Could you fuel your delivery trucks on ramen fat?
Japanese companies are using biodiesel fuel made from discarded lard from cooking ramen noodles to power their vehicles.
At last week’s Green Awards ceremony, the drinks business applauded one drinks partnership for swapping diesel for vegetable oil to power its delivery trucks. The change, made by EV Cargo Patrners and AB InBev, gave an immediate 90% reduction in greenhouse gas emissions on some of its delivery routes.
Now a Japanese train company has revealed it is using fat left over from cooking ramen noodles and Tempura to fuel its journeys.
Takachiho Amaterasu Railway, which operates in Miyazaki Prefecture, Japan, began trialling the alternative fuel solution in June 2022 using a ratio of 9:1 discarded tempura oil and lard extracted from ramen broth and refined with chemicals.
Prior to this, ramen biofuel had been pioneered by Nishida Shoun, a trucking company based in Shingu in Fukuoka City, which refines 3,000 litres of the noodle broth daily to power its 170 trucks operating in western Japan.
When testing out the ramen fuel, the rail company reported that the train had no probems in climbing steep slopes, for which increased fuel is usually required, and that there was an absence of black smoke or the strong smell of exhaust gas usually present in diesel-run engines.

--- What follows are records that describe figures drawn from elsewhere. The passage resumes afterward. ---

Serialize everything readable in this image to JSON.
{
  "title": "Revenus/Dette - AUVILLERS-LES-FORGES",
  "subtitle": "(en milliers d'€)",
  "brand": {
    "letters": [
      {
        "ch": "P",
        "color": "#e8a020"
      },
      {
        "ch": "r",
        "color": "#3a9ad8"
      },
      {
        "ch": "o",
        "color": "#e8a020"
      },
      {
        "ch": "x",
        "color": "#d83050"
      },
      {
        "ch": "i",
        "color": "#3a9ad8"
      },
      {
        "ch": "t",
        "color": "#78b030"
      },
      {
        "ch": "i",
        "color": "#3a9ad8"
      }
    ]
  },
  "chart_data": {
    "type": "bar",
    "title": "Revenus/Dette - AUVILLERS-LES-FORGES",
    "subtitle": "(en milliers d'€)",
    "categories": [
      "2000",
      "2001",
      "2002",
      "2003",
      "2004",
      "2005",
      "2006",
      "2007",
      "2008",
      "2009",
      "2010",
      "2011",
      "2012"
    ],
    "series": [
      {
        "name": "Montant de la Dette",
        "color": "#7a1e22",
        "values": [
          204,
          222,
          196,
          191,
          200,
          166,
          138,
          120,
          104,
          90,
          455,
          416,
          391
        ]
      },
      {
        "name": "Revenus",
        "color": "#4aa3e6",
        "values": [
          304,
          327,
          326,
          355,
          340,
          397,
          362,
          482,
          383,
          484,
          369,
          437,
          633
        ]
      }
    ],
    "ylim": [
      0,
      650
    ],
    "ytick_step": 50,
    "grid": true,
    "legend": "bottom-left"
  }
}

However, workers did highlight a smell of “stir-fried oil”, similar to that which you might find in a restaurant.
The idea to recycle ramen waste full-time began with Masumi Nishida, the 74-year-old chairman of transportation firm Nishida Shoun, back in 2007. Nishida said he was inspired by then-Prime Minister of Japan, Junichiro Koizumi, after he likened biofuel made from sugar cane in Okinawa to a “green oil field.”
Curious about the potential for discarded ramen broth, Nishida began studying soup samples. He developed a way to remove unnecessary components from the broth by melting them, but could not determine an optimum water temperature for the method until, while eating dinner, he noticed that the oil bubbles suddenly seemed to disappear after reaching a certain temperature. Using a thermometer he was able to pinpoint the exact temperature by which to melt pork fat.
“The endeavour to retrieve only oil from soup is epoch-making,” Chihiro Kongo, associate professor of machine engineering at Okayama University of Science’s Faculty of Engineering, told The Asahi Shimbun.
“It will also offer a good opportunity for people to become interested in the effective use of waste as well as soup treatment within households. Recovering oil and fat efficiently remains a challenge for the method’s spread, but it will be ideal if it is used nationwide.”